Divorce is a difficult experience for children because their foundational relationship with their parent changes. They will often worry about the loss of love and affection from either parent in the process of divorce, as well as whether their behavior somehow contributed to the end of their parents' marriage.
In order to mollify those concerns and help kids continue growing and developing in a healthy and happy fashion, it is important that they have regular contact with both parents. Unfortunately, the emotional nature of divorce often precludes adults from acting in the best interest of their children.
Parents can become incredibly contentious, which can lead to increased emotional strain on the children. In some circumstances, one parent may deny the other custodial time or visitation. If your ex isn't letting you spend time with your kids, it is critical that you stand up for your rights as a parent while also shielding the children from the fallout of the conflict.
Always take the high road in custody issues
It is common for people to become intensely emotional in custody conflicts. After all, your love for your children is one of the most profound emotions you will ever experience. When you can't see them or spend time with them in the way that you want, it can feel heartbreaking.
While it is okay to let your children know that you miss them and love them whenever you are able to communicate with them, you should never denigrate the other parent or place blame for the isolation on them.
Just let the children know that you are doing everything in your power to see them as soon as you can. That way, the children know that you love them without feeling as though they are a source of conflict between you and your spouse.
Ohio courts want what's best for the kids, which is usually both parents
With the exception of cases that involve extreme, dangerous circumstances, such as abuse or drug addiction, it is typically in the best interest of children from divorced parents to spend as much time with both parents as possible. The Ohio courts do their best to reflect that in their custody rulings.
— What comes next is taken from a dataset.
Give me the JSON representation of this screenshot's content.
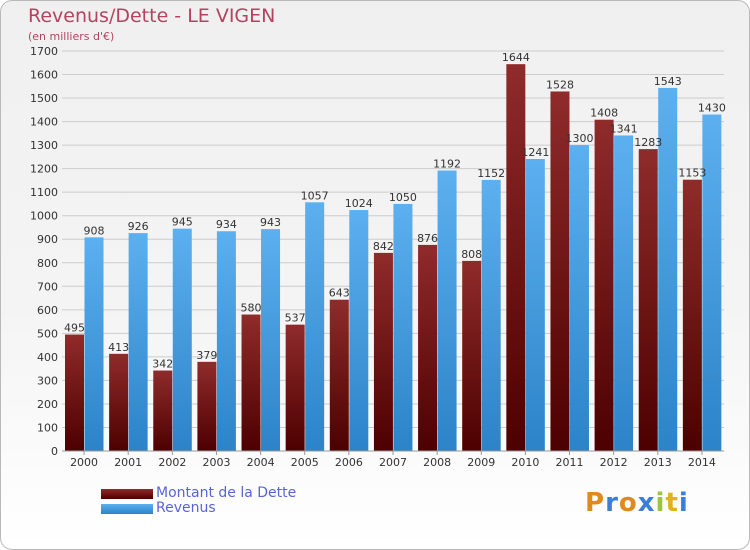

Even when divorce initially starts, they usually opt to create a temporary custody arrangement that at least allocate visitation to the non-custodial parent. During the child custody proceedings, the court will favor solutions that equally share parental responsibilities and rights.
When one parent violates the custody or visitation order by refusing the other one time with the children, that is a violation of a court order. The courts take a dim view of one parent attempting to alienate the children from the other.
If this happens during your divorce proceedings, documenting each denied visit can help convince the courts to create a custody ruling in your favor. If it occurs after the finalization of your divorce, you may have to ask the courts to step in and enforce the visitation schedule. In the event that your spouse continues to violate the court-ordered visitation and custody plan, they could face legal consequences, and it could impact the future custody arrangements for your family.